On the plane from Vancouver to Calgary, I peeled the backing off the little circular patch and stuck it behind my ear, following the instructions. The one thing I didn’t do properly was immediately wash my hands. I didn’t have a sink available (we were just boarding the plane), so I drenched my palms and fingers in hand sanitizer, hoping it would be enough.
That might’ve been my biggest mistake.
Our flight got in late, and it took awhile to get our rental car sorted. It was dark out when we rolled into Banff, passing a herd of elk. I was excited, and also relieved that I hadn’t experienced any nausea on the drive from Calgary. So far, so good.
We checked into our AirBnb and unpacked. I flopped onto the big bed, exhausted, but I needed to wash my face and brush my teeth. I’d forgotten about the patch seeping medication into my skin, still stuck behind my left ear. The instructions said I could leave it on for three days, which would be perfect timing for our long weekend road trip.
Grabbing my toiletries, I sauntered into the washroom and splashed water and face wash onto my cheeks.
I glanced into the mirror and screamed.
My first thought was that I must’ve forgotten to take out my contact lenses. Except, I remembered, I don’t wear contacts anymore, not since my laser eye surgery years ago. I yelled to my partner, Tavis, “Come here! Hurry!” He bustled into the bathroom, concern showing in his eyes. “Something is wrong,” I cried. “Something is really wrong with me.”
“Woah,” Tavis said, peering into my altered eyes.
I looked like an alien. One of my pupils was gigantic; the other, barely visible. Strangely, my vision wasn’t affected—I could see fine. It was like my tiny pupil was compensating for my dilated one: my left eye was sucking in all the light; my right eye was desperately trying not to take in any excess.
I couldn’t look into the mirror. I wasn’t sure if I should laugh or cry or close my eyes and go to sleep, hoping I’d wake up to discover my expanded pupil had all been a bad dream.
Tavis googled my strange symptom and learned that I was experiencing a common side effect of the medicinal patch behind my left ear. He assured me that my pupils “should” go back to normal in 24 to 72 hours, though it could last for up to two weeks. With the wedding two days away, I knew I’d want to take photos—but not looking like this! More importantly, were my eyes actually okay? How could my vision not be affected?
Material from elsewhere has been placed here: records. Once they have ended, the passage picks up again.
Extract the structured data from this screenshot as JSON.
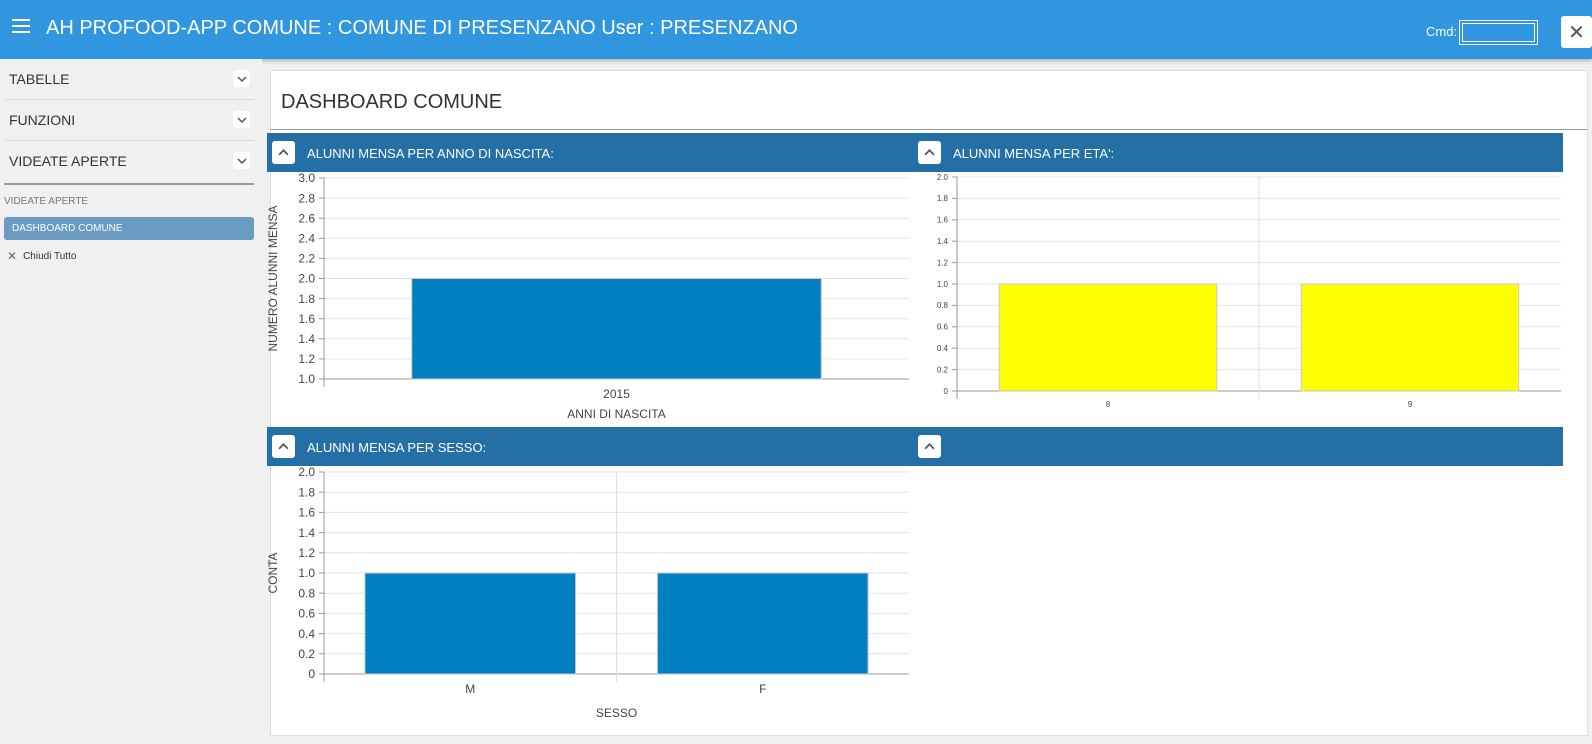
{
  "header": {
    "title": "AH PROFOOD-APP COMUNE : COMUNE DI PRESENZANO User : PRESENZANO",
    "cmd_label": "Cmd:",
    "cmd_value": "",
    "close_label": "✕",
    "accent": "#2f96df"
  },
  "sidebar": {
    "sections": [
      {
        "label": "TABELLE"
      },
      {
        "label": "FUNZIONI"
      },
      {
        "label": "VIDEATE APERTE"
      }
    ],
    "caption": "VIDEATE APERTE",
    "active_item": "DASHBOARD COMUNE",
    "close_all_icon": "✕",
    "close_all": "Chiudi Tutto"
  },
  "main": {
    "title": "DASHBOARD COMUNE",
    "panels": [
      {
        "title": "ALUNNI MENSA PER ANNO DI NASCITA:"
      },
      {
        "title": "ALUNNI MENSA PER ETA':"
      },
      {
        "title": "ALUNNI MENSA PER SESSO:"
      },
      {
        "title": ""
      }
    ]
  },
  "chart_data": [
    {
      "type": "bar",
      "categories": [
        "2015"
      ],
      "values": [
        2
      ],
      "xlabel": "ANNI DI NASCITA",
      "ylabel": "NUMERO ALUNNI MENSA",
      "ylim": [
        1.0,
        3.0
      ],
      "yticks": [
        "1.0",
        "1.2",
        "1.4",
        "1.6",
        "1.8",
        "2.0",
        "2.2",
        "2.4",
        "2.6",
        "2.8",
        "3.0"
      ],
      "color": "#0080c3",
      "grid": true
    },
    {
      "type": "bar",
      "categories": [
        "8",
        "9"
      ],
      "values": [
        1,
        1
      ],
      "xlabel": "",
      "ylabel": "",
      "ylim": [
        0,
        2.0
      ],
      "yticks": [
        "0",
        "0.2",
        "0.4",
        "0.6",
        "0.8",
        "1.0",
        "1.2",
        "1.4",
        "1.6",
        "1.8",
        "2.0"
      ],
      "color": "#ffff00",
      "grid": true
    },
    {
      "type": "bar",
      "categories": [
        "M",
        "F"
      ],
      "values": [
        1,
        1
      ],
      "xlabel": "SESSO",
      "ylabel": "CONTA",
      "ylim": [
        0,
        2.0
      ],
      "yticks": [
        "0",
        "0.2",
        "0.4",
        "0.6",
        "0.8",
        "1.0",
        "1.2",
        "1.4",
        "1.6",
        "1.8",
        "2.0"
      ],
      "color": "#0080c3",
      "grid": true
    }
  ]
}
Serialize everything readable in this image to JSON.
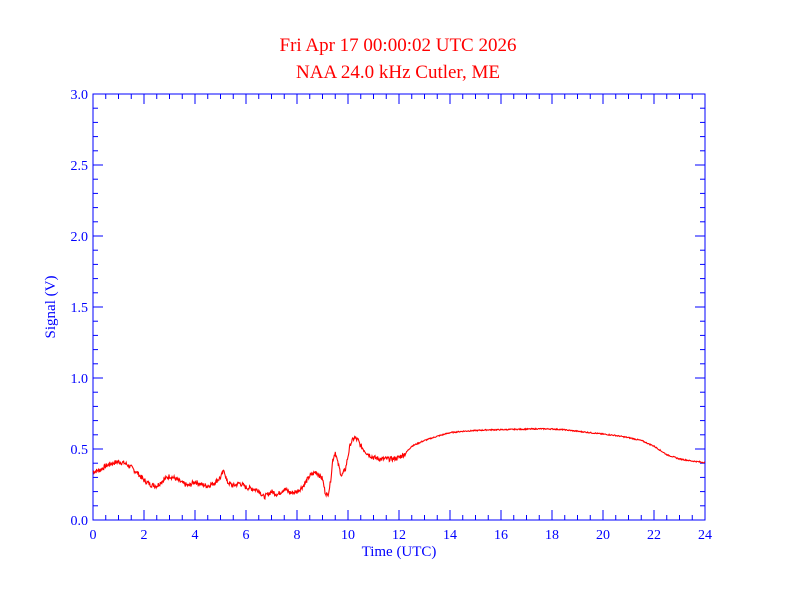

Squeezing my eyes closed, I went to sleep, woke up the next morning, and allowed myself to look in the mirror. I even snapped a photo—something I couldn’t bear to do the night before. While my pupils weren’t back to normal, they did look significantly better.
We packed up and drove the car to our first destination of the day, Lake Louise. At the tea house, I took a picture, and if you look closely, you can see my pupils are still uneven.
Later that day, I was happy to notice the unevenness of my pupils slowly going back to normal. By the last day of our trip, my pupils were evenly sized again. I breathed a sigh of relief.
Once I was back home, it hit me—I hadn’t felt car sick at all during our road trip.
The scopolamine motion sickness patch had negative, unintended consequences, but I have to admit: they served their purpose—though I won’t be using them again.